Posted at: 3:49am 29th October 2007 by James Gorbold

Meet the world's first 45nm Penryn CPU ...

PENRYN UNVEILED

However, Intel hasn’t only scaled down the transistors in the QX9650 – it’s also tweaked the architecture. This new architecture is known as Penryn, and it will make its appearance not only in the QX9650, but also in a whole range of non-Extreme edition Core 2 and Xeon CPUs over the next few months. Penryn isn’t a whole new architecture, but it does offer a number of improvements over the Core architecture that it’s based on.

The first major area of improvement is the radix divider, the part of the CPU that calculates subtractive algorithms. In a Core-architecture Core 2 CPU, the divider is known as radix-4 and it can calculate two bits per iteration. The Penryn architecture introduces a new 68-bit CSA/CPA divider known as radix-16, which can calculate four bits per iteration. This means that program loops with lots of subtractive type algorithms, such as ray tracing, run twice as fast.

The Penryn architecture also introduces a new feature known as the Super Shuffle Engine, which improves the performance of SSE instructions without software having to be recompiled. Closely tied to the Super Shuffle Engine is the introduction of SSE4. This adds a further 47 instructions to the X86 instruction set, and they’re designed to perform tasks related to video encoding and photo editing that would have previously taken several separate instructions.

As with previous additions to the X86 instruction set, applications will not support SSE4 automatically, and as the current Intel compilers do not support SSE4, this means supporting applications will have to be hand-written in machine code.
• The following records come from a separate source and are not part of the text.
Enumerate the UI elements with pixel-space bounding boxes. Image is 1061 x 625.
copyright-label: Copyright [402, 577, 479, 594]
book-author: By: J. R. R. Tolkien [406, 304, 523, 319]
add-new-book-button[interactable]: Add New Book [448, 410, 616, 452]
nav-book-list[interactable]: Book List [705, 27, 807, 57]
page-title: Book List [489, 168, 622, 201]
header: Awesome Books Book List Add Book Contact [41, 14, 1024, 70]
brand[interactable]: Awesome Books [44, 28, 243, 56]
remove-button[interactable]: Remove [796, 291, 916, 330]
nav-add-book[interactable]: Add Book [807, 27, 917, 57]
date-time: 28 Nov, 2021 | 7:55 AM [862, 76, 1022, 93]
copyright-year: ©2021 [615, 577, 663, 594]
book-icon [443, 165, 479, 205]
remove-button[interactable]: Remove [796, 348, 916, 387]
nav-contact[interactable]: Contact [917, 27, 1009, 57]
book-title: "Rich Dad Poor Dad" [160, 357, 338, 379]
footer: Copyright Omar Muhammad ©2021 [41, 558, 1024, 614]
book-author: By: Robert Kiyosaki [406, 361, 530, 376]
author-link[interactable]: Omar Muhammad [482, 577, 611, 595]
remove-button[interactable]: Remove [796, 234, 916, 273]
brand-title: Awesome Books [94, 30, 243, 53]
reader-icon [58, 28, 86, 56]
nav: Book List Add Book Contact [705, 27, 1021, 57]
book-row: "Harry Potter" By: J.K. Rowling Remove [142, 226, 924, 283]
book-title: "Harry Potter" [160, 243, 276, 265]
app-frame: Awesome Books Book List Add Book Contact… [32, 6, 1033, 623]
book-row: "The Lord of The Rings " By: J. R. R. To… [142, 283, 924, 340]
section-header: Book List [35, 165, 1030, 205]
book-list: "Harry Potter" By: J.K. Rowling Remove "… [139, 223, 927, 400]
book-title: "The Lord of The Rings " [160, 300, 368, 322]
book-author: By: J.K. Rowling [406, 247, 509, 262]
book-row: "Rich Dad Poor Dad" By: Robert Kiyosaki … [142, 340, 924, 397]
As a result, it will probably be quite a while before SSE4-compatible applications start to appear in decent numbers.

Penryn-architecture CPUs also have an improved cache architecture, which now allows misaligned store results to be forwarded to a load. This helps to reduce cache latency and means misaligned store commands can be carried out without having to wait for the whole cache to refresh. Not only that, but Penryn-architecture CPUs have more Level 2 cache than Core-architecture CPUs. Dual-core Penryn architecture CPUs will have 6MB of shared Level 2 cache, versus 4MB for a dual-core Core architecture CPU, while quad-core Penryn architecture CPUs will have 12MB of Level 2 cache, versus 8MB for a quad-core Core architecture CPU.


PERFORMANCE

To see just how much of a difference the Penryn architecture’s improvements and larger Level 2 cache make, we tested the QX9650 head to head against its predecessor, the Core 2 Extreme QX6850. Both CPUs have four cores clocked at 3GHz and a 1,333MHz FSB, but the QX6850 is manufactured using a 65nm process and has two lots of 4MB Level 2 cache, while the QX9650 has two lots of 6MB Level 2 cache. On paper, both CPUs have the same 130W TDP.

First of all, we ran both CPUs through the 2007 version of our Media Benchmarks. In these tests the QX9650 proved 6 per cent faster than the QX6850. We also ran the standard Supreme Commander benchmark on both CPUs, but did not see any difference in the minimum or average frame rate.